Need for Core Needle Biopsy in Breast Cancer Questioned

Hormone receptor testing may be unnecessary in breast cancer patients.

Core needle biopsy hormone receptor testing was deemed to be unnecessary and wasteful, according to a study published in the American Journal of Surgical Pathology.

Thousands of women each year receive a core needle biopsy to test for cancer. Pathologists determine if the extracted tissue contains cancer, and if so, they classify it as invasive or noninvasive.

In the current study, researchers solely focused on individuals who were newly diagnosed with the noninvasive cancer ductal carcinoma in situ (DCIS). Researchers reviewed the pathology and medical record of 58 patients at The Johns Hopkins Hospital.

Those who were included had core needle biopsies that showed DCIS and follow-up excision within a 2-year period beginning in January 2011.

“Two-thirds of our DCIS study patients did not receive therapy, even after excision confirmed their hormone-receptor positive DCIS status,” said senior study author Pedram Argani, MD. “So analyzing their needle biopsies or surgical excisions for receptors would have clearly been unnecessary for them.”

The rationale for performing the test is that patients with hormone receptor-positive DCIS after excision can take relatively nontoxic medications, such as tamoxifen, to block the receptors and prevent DCIS recurrence. Although hormone-blocking therapy for receptor-positive DCIS can modestly lower the chance of tumor recurrence, prior studies have shown that the therapy ultimately had no effect on a patient’s survival.

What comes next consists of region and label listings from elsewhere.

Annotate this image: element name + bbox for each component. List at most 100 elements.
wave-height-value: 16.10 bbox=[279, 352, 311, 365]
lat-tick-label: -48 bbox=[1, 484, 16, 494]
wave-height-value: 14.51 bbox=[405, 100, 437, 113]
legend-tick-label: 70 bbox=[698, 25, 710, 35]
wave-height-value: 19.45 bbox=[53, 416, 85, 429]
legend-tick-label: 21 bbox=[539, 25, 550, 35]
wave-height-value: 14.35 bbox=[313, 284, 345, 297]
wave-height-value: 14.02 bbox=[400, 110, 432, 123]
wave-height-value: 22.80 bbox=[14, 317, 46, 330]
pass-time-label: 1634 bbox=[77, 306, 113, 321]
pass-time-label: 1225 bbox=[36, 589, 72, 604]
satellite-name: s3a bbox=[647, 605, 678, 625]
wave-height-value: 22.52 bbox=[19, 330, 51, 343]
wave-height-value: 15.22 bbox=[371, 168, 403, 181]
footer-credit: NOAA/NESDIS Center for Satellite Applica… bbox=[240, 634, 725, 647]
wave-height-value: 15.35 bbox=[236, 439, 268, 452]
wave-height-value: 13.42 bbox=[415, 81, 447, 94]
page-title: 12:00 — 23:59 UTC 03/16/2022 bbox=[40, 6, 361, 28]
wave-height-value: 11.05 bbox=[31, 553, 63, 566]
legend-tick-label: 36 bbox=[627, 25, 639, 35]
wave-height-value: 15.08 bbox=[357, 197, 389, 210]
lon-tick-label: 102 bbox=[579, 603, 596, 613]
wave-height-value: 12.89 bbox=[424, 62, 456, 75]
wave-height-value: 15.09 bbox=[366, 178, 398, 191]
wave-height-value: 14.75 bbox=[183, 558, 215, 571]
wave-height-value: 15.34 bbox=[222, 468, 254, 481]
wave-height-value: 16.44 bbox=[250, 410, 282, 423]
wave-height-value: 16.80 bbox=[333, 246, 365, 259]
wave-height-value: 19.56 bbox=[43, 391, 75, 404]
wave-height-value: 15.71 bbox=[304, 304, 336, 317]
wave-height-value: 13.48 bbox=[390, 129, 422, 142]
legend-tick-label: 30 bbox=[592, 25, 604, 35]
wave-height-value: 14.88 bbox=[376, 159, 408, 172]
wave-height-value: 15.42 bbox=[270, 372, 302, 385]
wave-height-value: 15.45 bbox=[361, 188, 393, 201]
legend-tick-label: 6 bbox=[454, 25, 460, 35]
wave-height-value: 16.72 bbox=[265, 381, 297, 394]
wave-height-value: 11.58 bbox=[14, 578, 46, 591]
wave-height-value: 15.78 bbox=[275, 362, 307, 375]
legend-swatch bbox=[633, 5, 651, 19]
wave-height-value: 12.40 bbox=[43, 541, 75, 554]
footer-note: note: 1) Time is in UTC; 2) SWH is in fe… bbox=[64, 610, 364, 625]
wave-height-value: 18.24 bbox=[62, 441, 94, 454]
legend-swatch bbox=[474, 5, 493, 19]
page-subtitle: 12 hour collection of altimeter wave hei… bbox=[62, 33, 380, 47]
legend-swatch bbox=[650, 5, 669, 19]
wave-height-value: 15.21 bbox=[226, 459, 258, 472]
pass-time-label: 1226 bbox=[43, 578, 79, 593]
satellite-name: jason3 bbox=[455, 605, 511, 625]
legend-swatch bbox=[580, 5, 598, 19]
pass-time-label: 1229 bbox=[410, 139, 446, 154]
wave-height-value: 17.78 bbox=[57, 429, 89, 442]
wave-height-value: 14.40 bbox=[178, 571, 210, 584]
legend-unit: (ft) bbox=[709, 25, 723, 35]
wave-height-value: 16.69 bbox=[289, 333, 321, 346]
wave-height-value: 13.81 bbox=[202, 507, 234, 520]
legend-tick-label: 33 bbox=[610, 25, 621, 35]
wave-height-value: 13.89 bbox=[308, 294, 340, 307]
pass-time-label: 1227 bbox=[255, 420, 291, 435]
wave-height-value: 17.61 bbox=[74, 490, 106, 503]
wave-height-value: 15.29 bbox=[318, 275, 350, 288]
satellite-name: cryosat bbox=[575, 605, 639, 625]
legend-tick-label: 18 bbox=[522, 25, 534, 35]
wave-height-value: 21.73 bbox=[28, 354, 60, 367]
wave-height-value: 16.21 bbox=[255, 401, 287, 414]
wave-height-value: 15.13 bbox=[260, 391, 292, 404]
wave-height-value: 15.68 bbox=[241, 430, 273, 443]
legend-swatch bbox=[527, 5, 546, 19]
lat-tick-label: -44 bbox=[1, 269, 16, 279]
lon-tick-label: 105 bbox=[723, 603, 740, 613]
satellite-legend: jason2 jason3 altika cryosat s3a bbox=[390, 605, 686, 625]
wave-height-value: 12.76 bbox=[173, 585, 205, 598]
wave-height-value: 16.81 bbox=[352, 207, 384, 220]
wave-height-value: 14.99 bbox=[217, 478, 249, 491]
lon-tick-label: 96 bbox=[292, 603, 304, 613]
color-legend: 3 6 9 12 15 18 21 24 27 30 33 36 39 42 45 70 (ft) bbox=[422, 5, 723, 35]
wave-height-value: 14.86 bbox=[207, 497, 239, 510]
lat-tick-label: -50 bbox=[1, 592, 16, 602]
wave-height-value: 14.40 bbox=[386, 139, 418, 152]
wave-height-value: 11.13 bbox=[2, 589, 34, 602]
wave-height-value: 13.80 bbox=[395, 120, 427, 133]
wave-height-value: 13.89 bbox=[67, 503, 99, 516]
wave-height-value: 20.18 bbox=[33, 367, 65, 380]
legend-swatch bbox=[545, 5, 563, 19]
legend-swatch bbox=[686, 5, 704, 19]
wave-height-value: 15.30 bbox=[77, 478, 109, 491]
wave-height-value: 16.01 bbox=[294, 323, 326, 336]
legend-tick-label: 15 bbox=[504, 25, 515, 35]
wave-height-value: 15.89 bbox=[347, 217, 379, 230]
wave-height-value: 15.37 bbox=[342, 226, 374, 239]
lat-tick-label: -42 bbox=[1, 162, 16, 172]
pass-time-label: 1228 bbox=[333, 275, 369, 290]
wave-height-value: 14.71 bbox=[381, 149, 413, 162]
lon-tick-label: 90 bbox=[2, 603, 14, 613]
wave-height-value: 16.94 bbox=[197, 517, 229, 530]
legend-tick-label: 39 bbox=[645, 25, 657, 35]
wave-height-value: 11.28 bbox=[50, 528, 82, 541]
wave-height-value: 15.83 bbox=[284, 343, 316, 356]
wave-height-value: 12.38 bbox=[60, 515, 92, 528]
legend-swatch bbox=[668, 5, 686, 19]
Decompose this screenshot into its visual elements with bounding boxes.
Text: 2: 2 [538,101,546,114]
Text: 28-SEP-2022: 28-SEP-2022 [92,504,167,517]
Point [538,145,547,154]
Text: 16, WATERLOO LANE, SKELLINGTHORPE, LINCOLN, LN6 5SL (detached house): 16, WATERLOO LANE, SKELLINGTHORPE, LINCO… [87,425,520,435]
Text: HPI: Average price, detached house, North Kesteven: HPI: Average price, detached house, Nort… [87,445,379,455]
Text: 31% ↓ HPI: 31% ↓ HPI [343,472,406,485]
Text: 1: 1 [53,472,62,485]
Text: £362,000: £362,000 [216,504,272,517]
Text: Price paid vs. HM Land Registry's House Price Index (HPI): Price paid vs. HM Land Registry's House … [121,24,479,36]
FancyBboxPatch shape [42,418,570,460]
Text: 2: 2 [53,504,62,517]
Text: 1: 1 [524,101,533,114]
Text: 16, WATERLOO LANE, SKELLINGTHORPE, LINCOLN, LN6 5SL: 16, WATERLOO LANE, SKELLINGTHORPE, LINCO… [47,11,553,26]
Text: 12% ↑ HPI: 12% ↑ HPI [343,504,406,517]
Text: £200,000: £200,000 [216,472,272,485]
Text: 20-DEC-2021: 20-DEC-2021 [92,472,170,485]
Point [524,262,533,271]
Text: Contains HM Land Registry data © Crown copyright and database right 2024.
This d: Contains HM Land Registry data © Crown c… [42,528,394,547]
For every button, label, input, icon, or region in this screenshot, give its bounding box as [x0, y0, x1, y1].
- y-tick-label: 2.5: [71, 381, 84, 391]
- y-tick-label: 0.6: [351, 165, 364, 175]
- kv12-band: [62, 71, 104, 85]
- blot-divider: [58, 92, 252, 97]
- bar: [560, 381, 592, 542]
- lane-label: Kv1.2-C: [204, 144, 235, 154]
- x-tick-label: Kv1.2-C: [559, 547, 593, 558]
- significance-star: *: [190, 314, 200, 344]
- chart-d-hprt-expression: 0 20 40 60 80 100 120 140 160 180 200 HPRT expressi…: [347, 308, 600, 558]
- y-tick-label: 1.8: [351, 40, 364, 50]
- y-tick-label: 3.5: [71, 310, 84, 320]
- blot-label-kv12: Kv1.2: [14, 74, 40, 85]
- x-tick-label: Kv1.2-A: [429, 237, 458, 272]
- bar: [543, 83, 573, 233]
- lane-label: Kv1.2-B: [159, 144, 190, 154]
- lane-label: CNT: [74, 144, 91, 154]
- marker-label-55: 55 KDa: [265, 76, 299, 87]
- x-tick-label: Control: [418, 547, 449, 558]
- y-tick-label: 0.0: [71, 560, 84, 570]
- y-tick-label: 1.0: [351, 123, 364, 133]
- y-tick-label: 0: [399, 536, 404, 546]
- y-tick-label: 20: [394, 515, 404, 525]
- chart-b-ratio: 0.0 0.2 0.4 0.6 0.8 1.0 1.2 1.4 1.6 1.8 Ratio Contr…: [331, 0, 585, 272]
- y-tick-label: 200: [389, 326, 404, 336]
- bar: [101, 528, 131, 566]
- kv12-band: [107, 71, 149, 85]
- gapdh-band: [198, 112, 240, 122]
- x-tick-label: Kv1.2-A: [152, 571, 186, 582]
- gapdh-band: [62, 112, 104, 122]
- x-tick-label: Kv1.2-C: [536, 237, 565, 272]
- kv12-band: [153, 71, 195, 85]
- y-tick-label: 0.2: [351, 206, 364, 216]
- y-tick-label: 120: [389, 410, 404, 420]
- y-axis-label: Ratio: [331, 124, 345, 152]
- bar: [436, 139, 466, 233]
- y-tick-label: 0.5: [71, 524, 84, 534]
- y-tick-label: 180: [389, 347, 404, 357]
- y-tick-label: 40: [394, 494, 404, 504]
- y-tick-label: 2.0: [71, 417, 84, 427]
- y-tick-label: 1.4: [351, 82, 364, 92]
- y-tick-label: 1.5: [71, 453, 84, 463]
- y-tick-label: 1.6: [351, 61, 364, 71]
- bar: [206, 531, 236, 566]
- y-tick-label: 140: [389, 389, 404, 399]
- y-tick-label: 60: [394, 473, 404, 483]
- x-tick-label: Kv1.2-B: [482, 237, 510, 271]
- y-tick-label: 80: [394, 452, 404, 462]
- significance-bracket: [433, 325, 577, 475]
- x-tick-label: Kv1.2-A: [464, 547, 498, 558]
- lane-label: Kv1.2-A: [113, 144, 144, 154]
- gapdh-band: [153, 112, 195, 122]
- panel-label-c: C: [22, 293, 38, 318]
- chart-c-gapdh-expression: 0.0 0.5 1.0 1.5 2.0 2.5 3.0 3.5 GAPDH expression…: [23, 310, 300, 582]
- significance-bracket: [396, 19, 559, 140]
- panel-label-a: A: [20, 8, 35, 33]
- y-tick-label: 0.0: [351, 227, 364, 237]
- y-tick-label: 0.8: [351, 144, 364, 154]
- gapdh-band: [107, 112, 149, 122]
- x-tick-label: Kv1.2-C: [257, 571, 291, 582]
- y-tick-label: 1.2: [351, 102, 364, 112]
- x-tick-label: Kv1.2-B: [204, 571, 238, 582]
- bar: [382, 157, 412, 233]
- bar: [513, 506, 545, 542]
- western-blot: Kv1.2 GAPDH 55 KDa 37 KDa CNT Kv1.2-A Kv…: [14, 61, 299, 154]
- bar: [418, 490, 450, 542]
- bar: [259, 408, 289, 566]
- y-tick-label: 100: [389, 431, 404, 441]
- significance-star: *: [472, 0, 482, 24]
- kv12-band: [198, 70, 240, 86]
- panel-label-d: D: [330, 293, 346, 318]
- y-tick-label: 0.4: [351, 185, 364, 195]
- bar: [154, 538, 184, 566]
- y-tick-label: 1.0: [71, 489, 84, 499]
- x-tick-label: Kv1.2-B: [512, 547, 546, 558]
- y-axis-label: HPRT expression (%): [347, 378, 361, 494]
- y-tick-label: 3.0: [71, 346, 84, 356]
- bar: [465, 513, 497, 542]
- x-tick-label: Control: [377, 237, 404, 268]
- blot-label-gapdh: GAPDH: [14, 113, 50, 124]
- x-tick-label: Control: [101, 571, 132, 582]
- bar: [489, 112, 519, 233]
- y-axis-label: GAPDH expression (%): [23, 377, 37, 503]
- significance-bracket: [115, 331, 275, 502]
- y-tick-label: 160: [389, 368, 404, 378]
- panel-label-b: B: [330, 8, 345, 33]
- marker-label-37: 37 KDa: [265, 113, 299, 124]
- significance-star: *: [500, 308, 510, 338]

Furthermore, medications like tamoxifen carry harsh side effects. Researchers provided several reasons why a core biopsy showing DCIS should not automatically be tested for hormone receptors.

First, regardless of the core biopsy hormone receptor testing results, the standard of care in the United States after needle biopsy for DCIS is that the breast tissue that remains in the suspect area be excised by lumpectomy or mastectomy, meaning that the core biopsy hormone receptor results have no effect on the therapy.

Furthermore, “almost 20% of the time, the excision reveals that the noninvasive DCIS that the core needle biopsy caught is actually accompanied by invasive breast cancer,” Argani said. “So you have to receptor-test the invasive cancer that the core biopsy missed. That means the testing of the core biopsy with DCIS was useless.”

Lastly, about 80% of the time, the surgical excision contains DCIS alone, and the core biopsy results are negative. In these instances, physicians recommend retesting the DCIS in the surgically excised specimen because hormone receptor expression can be heterogeneous, and a small biopsy may miss a positive area.

“If you apply our local results nationally, these unnecessary initial hormone receptor tests currently come with an annual price tag of around $35 million,” Argani said. “Our results indicate that’s an expense without any justification. If these tests were routinely eliminated, the savings would be substantial.”

The National Cancer Institute reports that approximately 1 woman gets a DCIS diagnosis for every 4 women diagnosed with invasive breast cancer. Last January, The Johns Hopkins Hospital ended the practice of routinely conducting core needle biopsy hormone receptor testing, which cost $140 per patient during the study.

“Extrapolating that to the roughly 60,000 US patients diagnosed with DCIS yearly puts the cost at about $8.5 million,” Argani said. “The unnecessary cost of automatically testing DCIS in excisions when the information is not used is $26.5 million, which adds up to $35 million dollars per year in the US.”